Pour celles qui assemblent ensuite des pièces tricotées dans des projets plus larges, coudre proprement les finitions reste une étape qui mérite autant d’attention que le tricot lui-même.
Questions fréquentes
Peut-on tricoter des côtes anglaises en rond ?
Oui, mais la technique change. En tricot circulaire, on alterne un rang de côtes anglaises « endroit » et un rang de côtes anglaises « envers », ce qui complique le suivi du motif. Utiliser un marqueur de début de rang et un compteur de rangs évite de se perdre. Le résultat est identique au tricot à plat, mais la courbe d’apprentissage est plus raide.
Combien de pelotes prévoir pour une écharpe en côtes anglaises ?
Cela dépend du métrage de la laine et des dimensions visées, mais la règle utile est simple : calculez ce que vous prendriez pour la même écharpe en jersey, puis ajoutez un bon tiers. Pour une écharpe standard (environ 180 cm sur 25 cm en laine bulky), prévoyez au moins trois pelotes de 100 g. Mieux vaut en avoir une de trop que de tomber en panne à vingt rangs de la fin.
Les côtes anglaises conviennent-elles aux vêtements bébé ?
Le tissu est doux et chaud, ce qui semble idéal pour un bébé. Mais l’élasticité excessive pose problème sur les petites pièces : un bonnet bébé en côtes anglaises perd sa forme rapidement. Les fausses côtes anglaises ou les côtes 1/1 classiques offrent un meilleur compromis entre douceur et tenue pour les vêtements de nourrisson.

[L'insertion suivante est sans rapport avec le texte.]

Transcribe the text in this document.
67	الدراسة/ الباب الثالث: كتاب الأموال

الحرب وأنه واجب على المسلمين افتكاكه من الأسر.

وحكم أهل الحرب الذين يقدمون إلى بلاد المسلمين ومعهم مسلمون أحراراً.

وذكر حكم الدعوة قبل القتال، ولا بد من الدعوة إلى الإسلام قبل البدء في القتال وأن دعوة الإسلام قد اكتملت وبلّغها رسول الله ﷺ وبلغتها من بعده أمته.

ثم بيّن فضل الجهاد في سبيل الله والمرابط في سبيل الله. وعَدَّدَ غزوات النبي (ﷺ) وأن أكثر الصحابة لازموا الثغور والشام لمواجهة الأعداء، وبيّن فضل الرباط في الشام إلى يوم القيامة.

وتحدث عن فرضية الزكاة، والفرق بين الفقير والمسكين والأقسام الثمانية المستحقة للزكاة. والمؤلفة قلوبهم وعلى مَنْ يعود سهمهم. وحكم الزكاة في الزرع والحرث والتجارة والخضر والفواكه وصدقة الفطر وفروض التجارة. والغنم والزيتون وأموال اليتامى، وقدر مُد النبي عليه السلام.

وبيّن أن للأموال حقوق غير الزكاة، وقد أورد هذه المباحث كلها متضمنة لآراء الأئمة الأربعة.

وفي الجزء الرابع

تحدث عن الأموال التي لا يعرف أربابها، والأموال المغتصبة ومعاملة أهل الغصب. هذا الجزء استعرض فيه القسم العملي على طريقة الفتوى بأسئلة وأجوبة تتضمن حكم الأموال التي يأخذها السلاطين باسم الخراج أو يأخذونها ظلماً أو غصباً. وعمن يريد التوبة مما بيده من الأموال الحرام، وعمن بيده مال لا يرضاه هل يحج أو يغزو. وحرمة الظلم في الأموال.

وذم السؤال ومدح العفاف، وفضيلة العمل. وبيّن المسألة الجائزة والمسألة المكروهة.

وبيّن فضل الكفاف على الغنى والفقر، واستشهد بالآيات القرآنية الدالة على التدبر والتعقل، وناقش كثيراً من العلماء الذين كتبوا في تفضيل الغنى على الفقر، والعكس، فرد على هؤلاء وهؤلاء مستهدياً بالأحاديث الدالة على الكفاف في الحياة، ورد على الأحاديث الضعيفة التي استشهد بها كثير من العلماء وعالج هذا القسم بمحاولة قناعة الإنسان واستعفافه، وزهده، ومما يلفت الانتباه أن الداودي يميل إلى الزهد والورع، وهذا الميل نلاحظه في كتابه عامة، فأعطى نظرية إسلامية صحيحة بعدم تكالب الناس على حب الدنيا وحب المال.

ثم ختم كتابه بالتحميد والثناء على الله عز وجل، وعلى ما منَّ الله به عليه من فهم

Comment reconnaître l’endroit de l’envers sur des côtes anglaises ?
En théorie, le point est réversible et les deux faces sont identiques. En pratique, le rang de montage crée une légère différence visible sur le premier centimètre. Placez un marqueur amovible sur la face que vous choisissez comme endroit dès le départ. Sans ce repère, vous risquez d’inverser les rangs endroit et envers après chaque pause, ce qui crée des irrégularités subtiles dans le motif.